Di bawah kepemimpinan Radermacher, yayasan ini membantu pengembangan intelektual muda Belanda di Hindia. Juga menerbitkan majalah yang mencakup tulisan tentang sejarah Jawa, pertanian, flora fauna, penyakit tropis, antropologi , geografi ,perumahan dan sistem selokan di Batavia. Kemudian di bawah kepemimpinan van Hoevell, aktivitas lebih condong pada penelitian budaya Jawa dan Melayu, khususnya pengumpulan naskah kuno. Bekerja sama dengan pemerintah Belanda untuk memotret relief Borobudur tahun 1854 juga patung Jawa dan Bali dan memproduksi foto benda kuno dari fotografer Kinsbergen yang mencapai jurnlah 300 foto.

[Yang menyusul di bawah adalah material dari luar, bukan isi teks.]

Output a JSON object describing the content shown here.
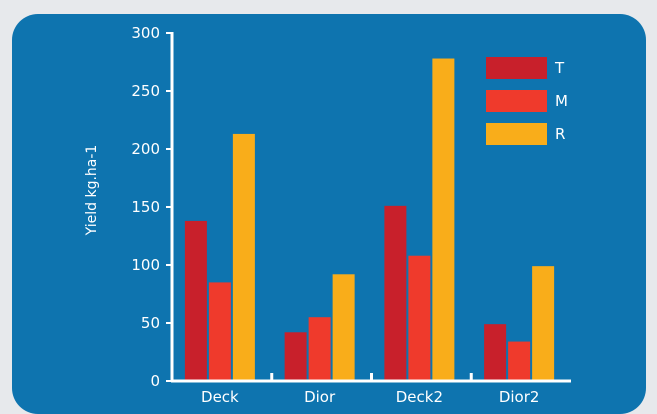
{
  "chart_data": {
    "type": "bar",
    "title": "",
    "xlabel": "",
    "ylabel": "Yield kg.ha-1",
    "ylim": [
      0,
      300
    ],
    "yticks": [
      0,
      50,
      100,
      150,
      200,
      250,
      300
    ],
    "categories": [
      "Deck",
      "Dior",
      "Deck2",
      "Dior2"
    ],
    "series": [
      {
        "name": "T",
        "color": "#c8202b",
        "values": [
          138,
          42,
          151,
          49
        ]
      },
      {
        "name": "M",
        "color": "#ef3a2c",
        "values": [
          85,
          55,
          108,
          34
        ]
      },
      {
        "name": "R",
        "color": "#f9ad1a",
        "values": [
          213,
          92,
          278,
          99
        ]
      }
    ],
    "grid": false,
    "legend": "top-right"
  }
}
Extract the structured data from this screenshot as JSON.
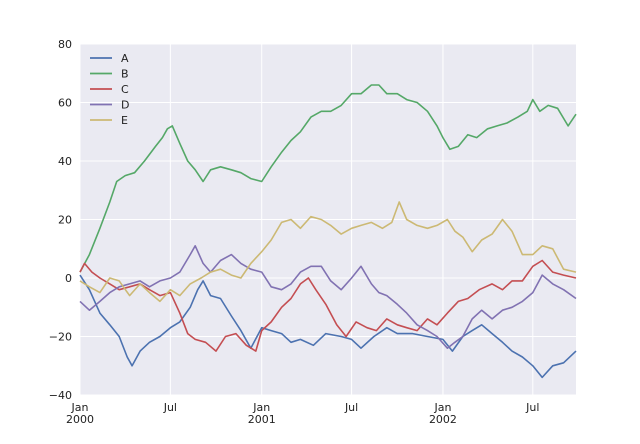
{
  "chart_data": {
    "type": "line",
    "title": "",
    "xlabel": "",
    "ylabel": "",
    "ylim": [
      -40,
      80
    ],
    "xlim": [
      "2000-01-01",
      "2002-09-26"
    ],
    "grid": true,
    "legend_position": "top-left",
    "background": "#EAEAF2",
    "y_ticks": [
      -40,
      -20,
      0,
      20,
      40,
      60,
      80
    ],
    "y_tick_labels": [
      "−40",
      "−20",
      "0",
      "20",
      "40",
      "60",
      "80"
    ],
    "x_ticks": [
      {
        "date": "2000-01-01",
        "label": "Jan",
        "sublabel": "2000"
      },
      {
        "date": "2000-07-01",
        "label": "Jul",
        "sublabel": ""
      },
      {
        "date": "2001-01-01",
        "label": "Jan",
        "sublabel": "2001"
      },
      {
        "date": "2001-07-01",
        "label": "Jul",
        "sublabel": ""
      },
      {
        "date": "2002-01-01",
        "label": "Jan",
        "sublabel": "2002"
      },
      {
        "date": "2002-07-01",
        "label": "Jul",
        "sublabel": ""
      }
    ],
    "series": [
      {
        "name": "A",
        "color": "#4C72B0",
        "points": [
          [
            "2000-01-01",
            1
          ],
          [
            "2000-01-20",
            -4
          ],
          [
            "2000-02-10",
            -12
          ],
          [
            "2000-03-01",
            -16
          ],
          [
            "2000-03-20",
            -20
          ],
          [
            "2000-04-05",
            -27
          ],
          [
            "2000-04-15",
            -30
          ],
          [
            "2000-05-01",
            -25
          ],
          [
            "2000-05-20",
            -22
          ],
          [
            "2000-06-10",
            -20
          ],
          [
            "2000-07-01",
            -17
          ],
          [
            "2000-07-20",
            -15
          ],
          [
            "2000-08-10",
            -10
          ],
          [
            "2000-08-25",
            -4
          ],
          [
            "2000-09-05",
            -1
          ],
          [
            "2000-09-20",
            -6
          ],
          [
            "2000-10-10",
            -7
          ],
          [
            "2000-11-01",
            -13
          ],
          [
            "2000-11-20",
            -18
          ],
          [
            "2000-12-10",
            -24
          ],
          [
            "2001-01-01",
            -17
          ],
          [
            "2001-01-20",
            -18
          ],
          [
            "2001-02-10",
            -19
          ],
          [
            "2001-03-01",
            -22
          ],
          [
            "2001-03-20",
            -21
          ],
          [
            "2001-04-15",
            -23
          ],
          [
            "2001-05-10",
            -19
          ],
          [
            "2001-06-10",
            -20
          ],
          [
            "2001-07-01",
            -21
          ],
          [
            "2001-07-20",
            -24
          ],
          [
            "2001-08-15",
            -20
          ],
          [
            "2001-09-10",
            -17
          ],
          [
            "2001-10-01",
            -19
          ],
          [
            "2001-11-01",
            -19
          ],
          [
            "2001-12-01",
            -20
          ],
          [
            "2002-01-01",
            -21
          ],
          [
            "2002-01-20",
            -25
          ],
          [
            "2002-02-10",
            -20
          ],
          [
            "2002-03-01",
            -18
          ],
          [
            "2002-03-20",
            -16
          ],
          [
            "2002-04-10",
            -19
          ],
          [
            "2002-05-01",
            -22
          ],
          [
            "2002-05-20",
            -25
          ],
          [
            "2002-06-10",
            -27
          ],
          [
            "2002-07-01",
            -30
          ],
          [
            "2002-07-20",
            -34
          ],
          [
            "2002-08-10",
            -30
          ],
          [
            "2002-09-01",
            -29
          ],
          [
            "2002-09-26",
            -25
          ]
        ]
      },
      {
        "name": "B",
        "color": "#55A868",
        "points": [
          [
            "2000-01-01",
            2
          ],
          [
            "2000-01-20",
            8
          ],
          [
            "2000-02-10",
            17
          ],
          [
            "2000-03-01",
            26
          ],
          [
            "2000-03-15",
            33
          ],
          [
            "2000-04-01",
            35
          ],
          [
            "2000-04-20",
            36
          ],
          [
            "2000-05-10",
            40
          ],
          [
            "2000-06-01",
            45
          ],
          [
            "2000-06-15",
            48
          ],
          [
            "2000-06-25",
            51
          ],
          [
            "2000-07-05",
            52
          ],
          [
            "2000-07-20",
            46
          ],
          [
            "2000-08-05",
            40
          ],
          [
            "2000-08-20",
            37
          ],
          [
            "2000-09-05",
            33
          ],
          [
            "2000-09-20",
            37
          ],
          [
            "2000-10-10",
            38
          ],
          [
            "2000-11-01",
            37
          ],
          [
            "2000-11-20",
            36
          ],
          [
            "2000-12-10",
            34
          ],
          [
            "2001-01-01",
            33
          ],
          [
            "2001-01-20",
            38
          ],
          [
            "2001-02-10",
            43
          ],
          [
            "2001-03-01",
            47
          ],
          [
            "2001-03-20",
            50
          ],
          [
            "2001-04-10",
            55
          ],
          [
            "2001-05-01",
            57
          ],
          [
            "2001-05-20",
            57
          ],
          [
            "2001-06-10",
            59
          ],
          [
            "2001-07-01",
            63
          ],
          [
            "2001-07-20",
            63
          ],
          [
            "2001-08-10",
            66
          ],
          [
            "2001-08-25",
            66
          ],
          [
            "2001-09-10",
            63
          ],
          [
            "2001-10-01",
            63
          ],
          [
            "2001-10-20",
            61
          ],
          [
            "2001-11-10",
            60
          ],
          [
            "2001-12-01",
            57
          ],
          [
            "2001-12-20",
            52
          ],
          [
            "2002-01-01",
            48
          ],
          [
            "2002-01-15",
            44
          ],
          [
            "2002-02-01",
            45
          ],
          [
            "2002-02-20",
            49
          ],
          [
            "2002-03-10",
            48
          ],
          [
            "2002-04-01",
            51
          ],
          [
            "2002-04-20",
            52
          ],
          [
            "2002-05-10",
            53
          ],
          [
            "2002-06-01",
            55
          ],
          [
            "2002-06-20",
            57
          ],
          [
            "2002-07-01",
            61
          ],
          [
            "2002-07-15",
            57
          ],
          [
            "2002-08-01",
            59
          ],
          [
            "2002-08-20",
            58
          ],
          [
            "2002-09-10",
            52
          ],
          [
            "2002-09-26",
            56
          ]
        ]
      },
      {
        "name": "C",
        "color": "#C44E52",
        "points": [
          [
            "2000-01-01",
            2
          ],
          [
            "2000-01-10",
            5
          ],
          [
            "2000-01-25",
            2
          ],
          [
            "2000-02-10",
            0
          ],
          [
            "2000-03-01",
            -2
          ],
          [
            "2000-03-20",
            -4
          ],
          [
            "2000-04-10",
            -3
          ],
          [
            "2000-05-01",
            -2
          ],
          [
            "2000-05-20",
            -4
          ],
          [
            "2000-06-10",
            -6
          ],
          [
            "2000-07-01",
            -5
          ],
          [
            "2000-07-20",
            -12
          ],
          [
            "2000-08-05",
            -19
          ],
          [
            "2000-08-20",
            -21
          ],
          [
            "2000-09-10",
            -22
          ],
          [
            "2000-10-01",
            -25
          ],
          [
            "2000-10-20",
            -20
          ],
          [
            "2000-11-10",
            -19
          ],
          [
            "2000-12-01",
            -23
          ],
          [
            "2000-12-20",
            -25
          ],
          [
            "2001-01-01",
            -18
          ],
          [
            "2001-01-20",
            -15
          ],
          [
            "2001-02-10",
            -10
          ],
          [
            "2001-03-01",
            -7
          ],
          [
            "2001-03-20",
            -2
          ],
          [
            "2001-04-05",
            0
          ],
          [
            "2001-04-20",
            -4
          ],
          [
            "2001-05-10",
            -9
          ],
          [
            "2001-06-01",
            -16
          ],
          [
            "2001-06-20",
            -20
          ],
          [
            "2001-07-10",
            -15
          ],
          [
            "2001-08-01",
            -17
          ],
          [
            "2001-08-20",
            -18
          ],
          [
            "2001-09-10",
            -14
          ],
          [
            "2001-10-01",
            -16
          ],
          [
            "2001-10-20",
            -17
          ],
          [
            "2001-11-10",
            -18
          ],
          [
            "2001-12-01",
            -14
          ],
          [
            "2001-12-20",
            -16
          ],
          [
            "2002-01-10",
            -12
          ],
          [
            "2002-02-01",
            -8
          ],
          [
            "2002-02-20",
            -7
          ],
          [
            "2002-03-15",
            -4
          ],
          [
            "2002-04-10",
            -2
          ],
          [
            "2002-05-01",
            -4
          ],
          [
            "2002-05-20",
            -1
          ],
          [
            "2002-06-10",
            -1
          ],
          [
            "2002-07-01",
            4
          ],
          [
            "2002-07-20",
            6
          ],
          [
            "2002-08-10",
            2
          ],
          [
            "2002-09-01",
            1
          ],
          [
            "2002-09-26",
            0
          ]
        ]
      },
      {
        "name": "D",
        "color": "#8172B2",
        "points": [
          [
            "2000-01-01",
            -8
          ],
          [
            "2000-01-20",
            -11
          ],
          [
            "2000-02-10",
            -8
          ],
          [
            "2000-03-01",
            -5
          ],
          [
            "2000-03-20",
            -3
          ],
          [
            "2000-04-10",
            -2
          ],
          [
            "2000-05-01",
            -1
          ],
          [
            "2000-05-20",
            -3
          ],
          [
            "2000-06-10",
            -1
          ],
          [
            "2000-07-01",
            0
          ],
          [
            "2000-07-20",
            2
          ],
          [
            "2000-08-10",
            8
          ],
          [
            "2000-08-20",
            11
          ],
          [
            "2000-09-05",
            5
          ],
          [
            "2000-09-20",
            2
          ],
          [
            "2000-10-10",
            6
          ],
          [
            "2000-11-01",
            8
          ],
          [
            "2000-11-20",
            5
          ],
          [
            "2000-12-10",
            3
          ],
          [
            "2001-01-01",
            2
          ],
          [
            "2001-01-20",
            -3
          ],
          [
            "2001-02-10",
            -4
          ],
          [
            "2001-03-01",
            -2
          ],
          [
            "2001-03-20",
            2
          ],
          [
            "2001-04-10",
            4
          ],
          [
            "2001-05-01",
            4
          ],
          [
            "2001-05-20",
            -1
          ],
          [
            "2001-06-10",
            -4
          ],
          [
            "2001-07-01",
            0
          ],
          [
            "2001-07-20",
            4
          ],
          [
            "2001-08-10",
            -2
          ],
          [
            "2001-08-25",
            -5
          ],
          [
            "2001-09-10",
            -6
          ],
          [
            "2001-10-01",
            -9
          ],
          [
            "2001-10-20",
            -12
          ],
          [
            "2001-11-10",
            -16
          ],
          [
            "2001-12-01",
            -18
          ],
          [
            "2001-12-20",
            -20
          ],
          [
            "2002-01-10",
            -24
          ],
          [
            "2002-01-25",
            -22
          ],
          [
            "2002-02-10",
            -20
          ],
          [
            "2002-03-01",
            -14
          ],
          [
            "2002-03-20",
            -11
          ],
          [
            "2002-04-10",
            -14
          ],
          [
            "2002-05-01",
            -11
          ],
          [
            "2002-05-20",
            -10
          ],
          [
            "2002-06-10",
            -8
          ],
          [
            "2002-07-01",
            -5
          ],
          [
            "2002-07-20",
            1
          ],
          [
            "2002-08-10",
            -2
          ],
          [
            "2002-09-01",
            -4
          ],
          [
            "2002-09-26",
            -7
          ]
        ]
      },
      {
        "name": "E",
        "color": "#CCB974",
        "points": [
          [
            "2000-01-01",
            -1
          ],
          [
            "2000-01-20",
            -3
          ],
          [
            "2000-02-10",
            -5
          ],
          [
            "2000-03-01",
            0
          ],
          [
            "2000-03-20",
            -1
          ],
          [
            "2000-04-10",
            -6
          ],
          [
            "2000-05-01",
            -2
          ],
          [
            "2000-05-20",
            -5
          ],
          [
            "2000-06-10",
            -8
          ],
          [
            "2000-07-01",
            -4
          ],
          [
            "2000-07-20",
            -6
          ],
          [
            "2000-08-10",
            -2
          ],
          [
            "2000-09-01",
            0
          ],
          [
            "2000-09-20",
            2
          ],
          [
            "2000-10-10",
            3
          ],
          [
            "2000-11-01",
            1
          ],
          [
            "2000-11-20",
            0
          ],
          [
            "2000-12-10",
            5
          ],
          [
            "2001-01-01",
            9
          ],
          [
            "2001-01-20",
            13
          ],
          [
            "2001-02-10",
            19
          ],
          [
            "2001-03-01",
            20
          ],
          [
            "2001-03-20",
            17
          ],
          [
            "2001-04-10",
            21
          ],
          [
            "2001-05-01",
            20
          ],
          [
            "2001-05-20",
            18
          ],
          [
            "2001-06-10",
            15
          ],
          [
            "2001-07-01",
            17
          ],
          [
            "2001-07-20",
            18
          ],
          [
            "2001-08-10",
            19
          ],
          [
            "2001-09-01",
            17
          ],
          [
            "2001-09-20",
            19
          ],
          [
            "2001-10-05",
            26
          ],
          [
            "2001-10-20",
            20
          ],
          [
            "2001-11-10",
            18
          ],
          [
            "2001-12-01",
            17
          ],
          [
            "2001-12-20",
            18
          ],
          [
            "2002-01-10",
            20
          ],
          [
            "2002-01-25",
            16
          ],
          [
            "2002-02-10",
            14
          ],
          [
            "2002-03-01",
            9
          ],
          [
            "2002-03-20",
            13
          ],
          [
            "2002-04-10",
            15
          ],
          [
            "2002-05-01",
            20
          ],
          [
            "2002-05-20",
            16
          ],
          [
            "2002-06-10",
            8
          ],
          [
            "2002-07-01",
            8
          ],
          [
            "2002-07-20",
            11
          ],
          [
            "2002-08-10",
            10
          ],
          [
            "2002-09-01",
            3
          ],
          [
            "2002-09-26",
            2
          ]
        ]
      }
    ]
  }
}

Perkembangan berlanjut ketika Raffles menjadi Gubernur Jawa, terlibat dalam yayasan dengan memberikan akses ke percetakan dan perpustakaan pemerintah, di rumah Harmoni tahun 1813. Tahun 1868 dibangun Museum Nasional di Medan Merdeka Barat dalam gaya klasisisme.Tahun 1937 membeli gedung Museum Wayang dan diubah menjadi Stedelzjk Museum (museum kora) diperuntukkan menyimpan koleksi batuan, perabot rumah tangga dan gambar dari masa lalu, yang berkaitan dengan Jakarta. Bataviaasche School Berawal dari sekolah pertama yang didirikan di Batavia pada tahun 1617. Kemudian tahun 1622 berubah menjadi Bataviaasche School (sekolah Batavia) dengan 92 murid lelaki dan 45 murid perempuan dengan bahasa Belanda sebagai pengantar. Tahun 1632 sekolah ini ditutup.